Fifteen years later, she now calls Davenport her home.
Calderon is just like any other stay-at-home mom who helps her six children, all U.S citizens, with their homework right after school.
As an undocumented immigrant, the fear of deportation was always in the back of her mind, but that fear almost came true.
On Wednesday, December 13th, Davenport Police arrested 31 year-old Calderon for shoplifting items valued at $50 dollars.
Calderon says the incident was all a big misunderstanding and says the charges were dropped.
"It wasn't intentional I had the money to pay for the items," said Calderon.
Still, Davenport Police took her to Scott County Jail. While being booked, she was asked for her social security number, to which Calderon replied she didn't have one and admitted she was not a legal citizen.
According to Scott County Sheriff Tim Lane they have an agreement and policy with ICE officials that require them to notify of an undocumented immigrant.
Shortly after, immigration officials, or ICE, were notified and Calderon spent the night in Scott County Jail.
Because of Calderon's immigration status her husband was unable to post bond.
On Thursday afternoon, December 14th, ICE officials picked her up from the jail and transported her to an immigration facility in Cedar Rapids.
She was unable to notify her husband that she was being taken to Cedar Rapids.
"They wouldn't let me speak to him. They told me I had to wait until we got to the immigration facility," said Calderon.
While in custody she feared she would never see her children again.
"My children, they were the only thing on my mind through all of this. I'm still breastfeeding my youngest one. A lot was going through my mid through that moment," said Calderon.
She also was worried about the dangers she could face if she was deported back to her hometown in Guanajuato, Mexico.

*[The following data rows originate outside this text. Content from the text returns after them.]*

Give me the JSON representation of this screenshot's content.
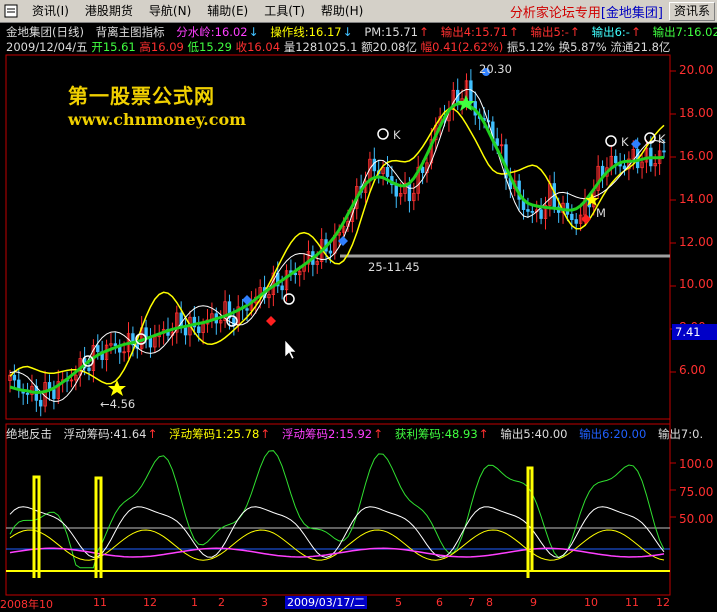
{
  "menubar": {
    "items": [
      "资讯(I)",
      "港股期货",
      "导航(N)",
      "辅助(E)",
      "工具(T)",
      "帮助(H)"
    ],
    "brand": "分析家论坛专用",
    "brand_sub": "[金地集团]",
    "info_button": "资讯系"
  },
  "header": {
    "stock": "金地集团(日线)",
    "indicator": "背离主图指标",
    "fsl_label": "分水岭:16.02",
    "czx_label": "操作线:16.17",
    "pm_label": "PM:15.71",
    "out4": "输出4:15.71",
    "out5": "输出5:-",
    "out6": "输出6:-",
    "out7": "输出7:16.02",
    "date": "2009/12/04/五",
    "open": "开15.61",
    "high": "高16.09",
    "low": "低15.29",
    "close": "收16.04",
    "volume": "量1281025.1",
    "amount": "额20.08亿",
    "change": "幅0.41(2.62%)",
    "amplitude": "振5.12%",
    "turnover": "换5.87%",
    "float": "流通21.8亿"
  },
  "watermark": {
    "line1": "第一股票公式网",
    "line2": "www.chnmoney.com"
  },
  "price_axis": [
    "20.00",
    "18.00",
    "16.00",
    "14.00",
    "12.00",
    "10.00",
    "8.00",
    "6.00"
  ],
  "current_price": "7.41",
  "annotations": {
    "peak": "20.30",
    "support": "25-11.45",
    "bottom": "←4.56",
    "k_label": "K",
    "m_label": "M"
  },
  "lower_header": {
    "name": "绝地反击",
    "f1": "浮动筹码:41.64",
    "f2": "浮动筹码1:25.78",
    "f3": "浮动筹码2:15.92",
    "profit": "获利筹码:48.93",
    "out5": "输出5:40.00",
    "out6": "输出6:20.00",
    "out7": "输出7:0."
  },
  "lower_axis": [
    "100.0",
    "75.00",
    "50.00"
  ],
  "x_axis": {
    "labels": [
      "2008年10",
      "11",
      "12",
      "1",
      "2",
      "3",
      "4",
      "5",
      "6",
      "7",
      "8",
      "9",
      "10",
      "11",
      "12"
    ],
    "cursor_date": "2009/03/17/二"
  },
  "colors": {
    "bg": "#000000",
    "up": "#ff3030",
    "down": "#40c0ff",
    "ma_green": "#20d020",
    "band_yellow": "#ffff00",
    "band_white": "#ffffff",
    "support_gray": "#a0a0a0"
  },
  "chart_data": {
    "type": "line",
    "title": "",
    "ylim": [
      4,
      21
    ],
    "series": [
      {
        "name": "",
        "values": [
          5.6,
          5.1,
          4.8,
          5.2,
          5.6,
          6.2,
          6.8,
          7.2,
          7.1,
          7.6,
          7.5,
          7.9,
          8.3,
          8.0,
          8.4,
          8.7,
          8.6,
          9.3,
          9.8,
          10.2,
          10.6,
          11.2,
          11.6,
          12.2,
          13.5,
          15.2,
          15.6,
          14.5,
          14.2,
          15.3,
          17.5,
          18.4,
          19.2,
          17.8,
          17.2,
          15.1,
          13.8,
          13.2,
          14.2,
          13.4,
          13.0,
          14.5,
          15.8,
          15.6,
          16.0,
          15.8,
          16.2
        ]
      }
    ]
  }
}
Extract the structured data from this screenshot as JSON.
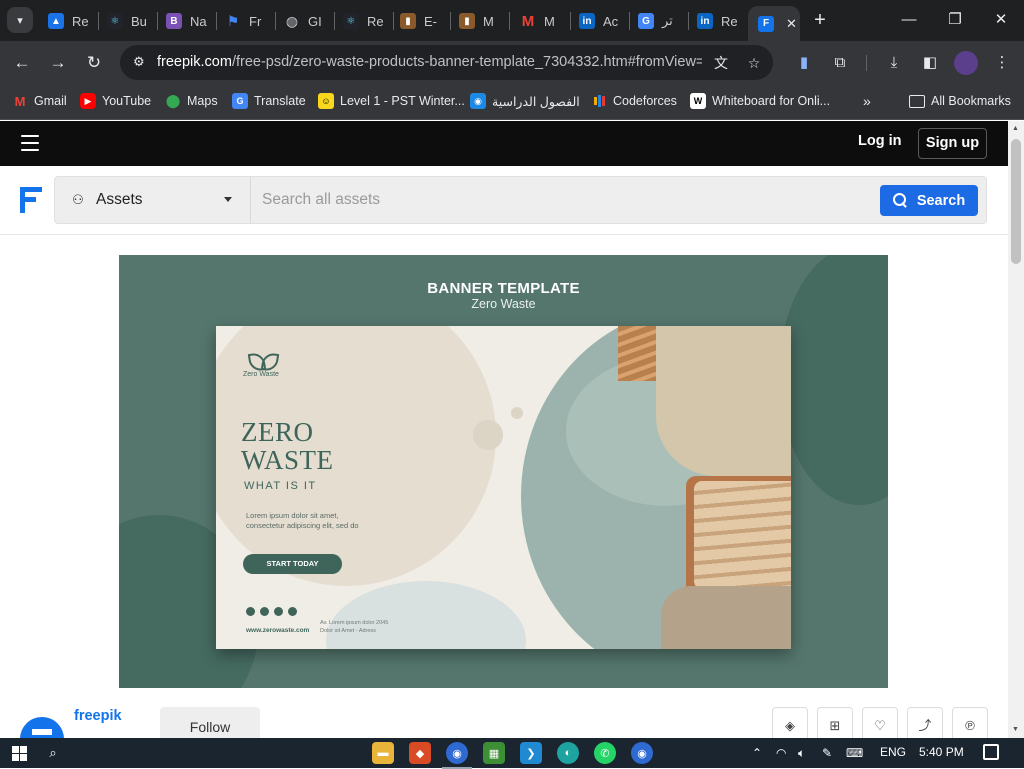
{
  "browser": {
    "tabs": [
      {
        "label": "Re",
        "icon": "google-drive-icon",
        "color": "#1a73e8"
      },
      {
        "label": "Bu",
        "icon": "react-icon",
        "color": "#61dafb"
      },
      {
        "label": "Na",
        "icon": "bootstrap-icon",
        "color": "#7952b3"
      },
      {
        "label": "Fr",
        "icon": "flag-icon",
        "color": "#4285f4"
      },
      {
        "label": "GI",
        "icon": "globe-icon",
        "color": "#9aa0a6"
      },
      {
        "label": "Re",
        "icon": "react-icon",
        "color": "#61dafb"
      },
      {
        "label": "E-",
        "icon": "book-icon",
        "color": "#8a5a2b"
      },
      {
        "label": "M",
        "icon": "book-icon",
        "color": "#8a5a2b"
      },
      {
        "label": "M",
        "icon": "gmail-icon",
        "color": "#ea4335"
      },
      {
        "label": "Ac",
        "icon": "linkedin-icon",
        "color": "#0a66c2"
      },
      {
        "label": "تر",
        "icon": "translate-icon",
        "color": "#4285f4"
      },
      {
        "label": "Re",
        "icon": "linkedin-icon",
        "color": "#0a66c2"
      }
    ],
    "active_tab_icon": "freepik-icon",
    "url_host": "freepik.com",
    "url_path": "/free-psd/zero-waste-products-banner-template_7304332.htm#fromView=...",
    "bookmarks": [
      {
        "label": "Gmail",
        "icon": "gmail-icon",
        "color": "#ea4335"
      },
      {
        "label": "YouTube",
        "icon": "youtube-icon",
        "color": "#ff0000"
      },
      {
        "label": "Maps",
        "icon": "maps-icon",
        "color": "#34a853"
      },
      {
        "label": "Translate",
        "icon": "translate-icon",
        "color": "#4285f4"
      },
      {
        "label": "Level 1 - PST Winter...",
        "icon": "smiley-icon",
        "color": "#f9d71c"
      },
      {
        "label": "الفصول الدراسية",
        "icon": "classroom-icon",
        "color": "#1e88e5"
      },
      {
        "label": "Codeforces",
        "icon": "codeforces-icon",
        "color": "#f2a900"
      },
      {
        "label": "Whiteboard for Onli...",
        "icon": "whiteboard-icon",
        "color": "#ffffff"
      }
    ],
    "all_bookmarks_label": "All Bookmarks"
  },
  "site": {
    "login_label": "Log in",
    "signup_label": "Sign up",
    "assets_label": "Assets",
    "search_placeholder": "Search all assets",
    "search_button_label": "Search",
    "author_name": "freepik",
    "follow_label": "Follow"
  },
  "preview": {
    "title": "BANNER TEMPLATE",
    "subtitle": "Zero Waste",
    "brand": "Zero Waste",
    "headline_line1": "ZERO",
    "headline_line2": "WASTE",
    "tagline": "WHAT IS IT",
    "body": "Lorem ipsum dolor sit amet, consectetur adipiscing elit, sed do",
    "cta": "START TODAY",
    "website": "www.zerowaste.com",
    "address_line1": "Av. Lorem ipsum dolor 2045",
    "address_line2": "Dolor sit Amet - Adress"
  },
  "taskbar": {
    "language": "ENG",
    "time": "5:40 PM"
  },
  "colors": {
    "browser_dark": "#1f2022",
    "toolbar": "#35363a",
    "freepik_blue": "#1273eb",
    "search_button": "#1d6ae5",
    "banner_green": "#54766c",
    "card_cream": "#f0ede6"
  }
}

"Recently there have been a lot of things happening where I used to live. There have been killings and their bodies thrown away. They also cut people's heads off and took them to our hometown church," said Calderon.
Family, friends and local activist groups rallied at the Scott County Courthouse, demanding the release of Calderon.
But just before the rally began at 5:00 p.m., Calderon was released to her family.
"I was really happy to know that I wasn't alone," said Calderon.
It's unclear why she was released but Calderon says her husband hired an attorney to help her get out.
She said their attorney is currently reviewing her case and has to do regular check-ins with ICE in Cedar Rapids.
If she misses any of the check-ins, Calderon said she could face deportation again.
After being reunited with her family she now hopes to get back on the path to citizenship.
"I'm really happy. I feel like there is hope for the future," said Calderon.